The move to a universal coverage health care system informed by a human rights and ethical framework in Vermont is only a harbinger of a movement increasingly getting traction across the country.  Liberal think tanks are increasingly abandoning the ACA market-based framework for universal coverage plans and at the same time invoking human rights and ethical language to support these new proposals.  For example, when the Center for American Progress recently released its universal coverage proposal, Medicare Extra for All, its president, Neera Tanden, justified the proposal by arguing “[h]ealthcare is a right, not a privilege.”  And it is not just the most liberal among Americans who support these proposals, as 70 percent of Americans overall are in favor of Medicare for All, including 52 percent of Republicans. 

National politicians are also increasingly supporting a universal coverage, human rights framework.  In 2017, 17 Senators and 124 Representatives sponsored or co-sponsored Medicare for All legislation and last year a Congressional Medicare for All caucus was established.  Senators supporting Medicare for All legislation include 2020 presidential hopefuls Bernie Sanders, Elizabeth Warren, Kamala Harris, Kristen Gillibrand, and Cory Booker.  Even Barack Obama has moved away from the ACA’s market driven approach to embrace Medicare for All.  While some thought leaders are trying to sell Medicare for All proposals on the basis of economic efficiency and savings, the strongest rhetoric used time and time again focuses on human rights and ethics. For example, Elizabeth Warren in a statement regarding her support of a Medicare for All bill in 2017, argued “health care is a basic human right” and only then moved on to the potential for universal coverage to address health care costs.  Health care as justified by rights and ethical consideration appears in the tweets and on the t-shirts of politicians.  Universal coverage is intertwined with rights and ethics, not economics.

But what does this mean for the 116th Congress?  Healthcare was one of the Democrats’ top campaign issues in the midterms, putting the pressure on them to pursue legislative action in this area.  Democrats will have to choose between trying to shore up the ACA, which does need some tweaks and modifications, and a more radical agenda of pursuing universal coverage.  Medicare for All proposals are not yet fully ready for primetime in that no one has solved how to transition a fifth of the United States economy from a market-based framework to a system undergird by human rights and universal access.  Significant energy will have to be devoted to refining a proposal that would minimize the pains of this transition, and also thinking carefully about the cost side.
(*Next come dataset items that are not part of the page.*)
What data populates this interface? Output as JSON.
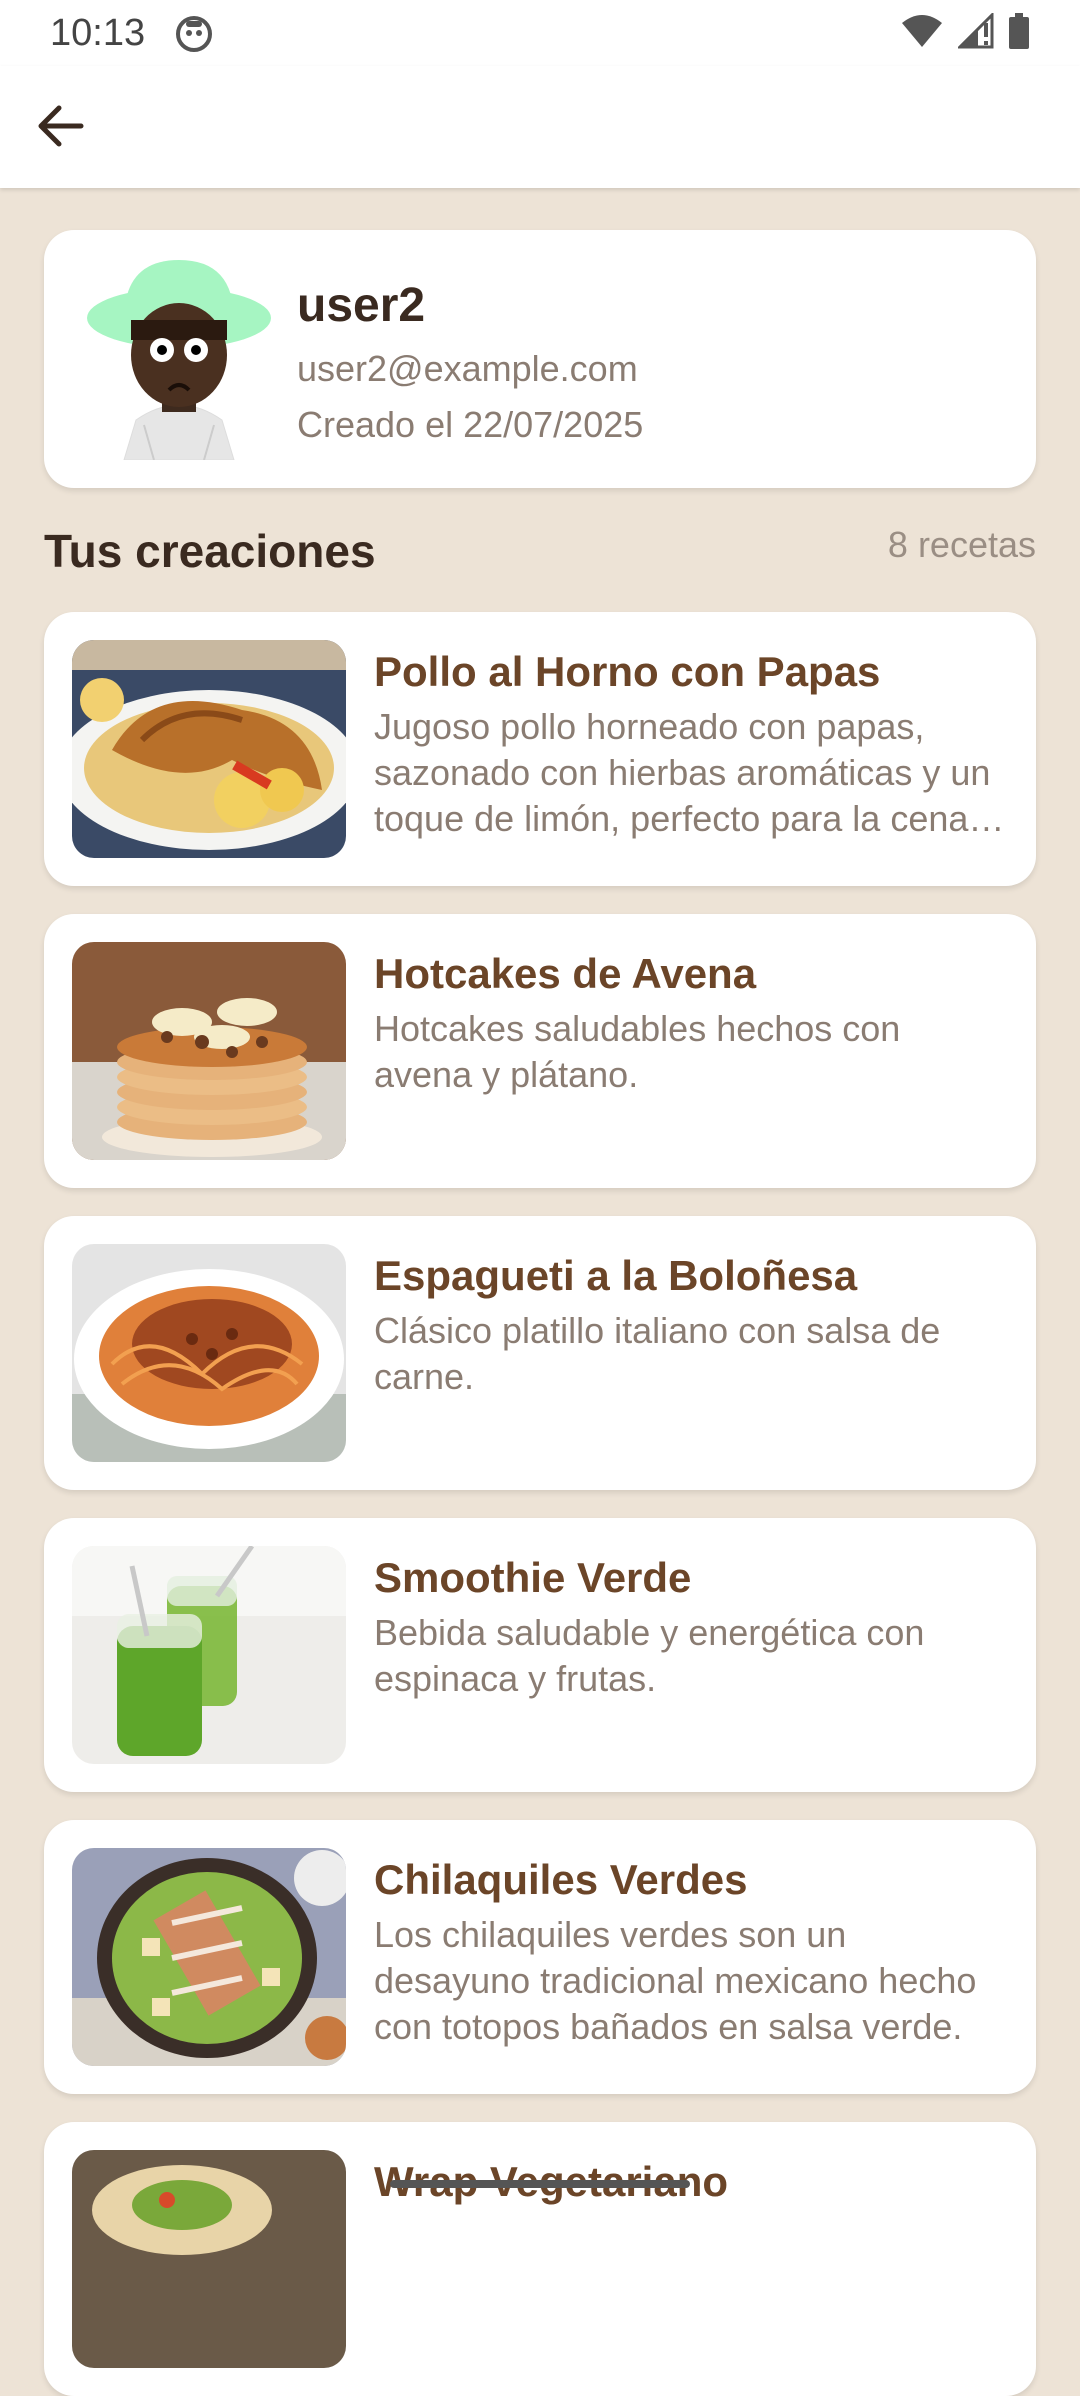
{
  "status_bar": {
    "time": "10:13",
    "icons": [
      "app-notification-icon",
      "wifi-icon",
      "signal-icon",
      "battery-icon"
    ]
  },
  "app_bar": {
    "back_icon": "arrow-back-icon"
  },
  "profile": {
    "username": "user2",
    "email": "user2@example.com",
    "created": "Creado el 22/07/2025"
  },
  "section": {
    "title": "Tus creaciones",
    "count": "8 recetas"
  },
  "recipes": [
    {
      "title": "Pollo al Horno con Papas",
      "description": "Jugoso pollo horneado con papas, sazonado con hierbas aromáticas y un toque de limón, perfecto para la cena familiar."
    },
    {
      "title": "Hotcakes de Avena",
      "description": "Hotcakes saludables hechos con avena y plátano."
    },
    {
      "title": "Espagueti a la Boloñesa",
      "description": "Clásico platillo italiano con salsa de carne."
    },
    {
      "title": "Smoothie Verde",
      "description": "Bebida saludable y energética con espinaca y frutas."
    },
    {
      "title": "Chilaquiles Verdes",
      "description": "Los chilaquiles verdes son un desayuno tradicional mexicano hecho con totopos bañados en salsa verde."
    },
    {
      "title": "Wrap Vegetariano",
      "description": ""
    }
  ],
  "colors": {
    "background": "#EDE3D6",
    "card": "#FFFFFF",
    "title_brown": "#6B4528",
    "text_dark": "#3A2A20",
    "text_muted": "#8A7C72"
  }
}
Likely Speaker of the House Nancy Pelosi promised this summer that Medicare for All proposals would be evaluated in a Democrat-controlled House.  She would do well to fulfill this promise and to seriously pursue the development of a fully realized, workable proposal.  Given challenges to her speakerhood from new representatives who perceive themselves as outflanking her on the left, she has every political reason to do so. No one expects Medicare for All to become a political reality in the coming two years—for that we will have to wait, at minimum, for a Democrat-controlled Senate and a Democrat in the White House.  But to focus on health care legislation that still clings to the ACA’s market framework would be to ignore the direction that health care rhetoric is taking in the United States.  Pelosi and House Democrats can take advantage of the next two years by working to harmonize the various universal coverage plans floating around Washington D.C.  Issues such as benefits coverage and cost sharing, for example, must be addressed.  While developing a workable plan that has the potential for broad popular support, the House should remember that the motivation for this plan is one based in human rights rather than market economics.  We have clearly entered a new phase in American health care policy, one motivated by ethical considerations and human rights, and health care legislation moving forward should reflect moving forward.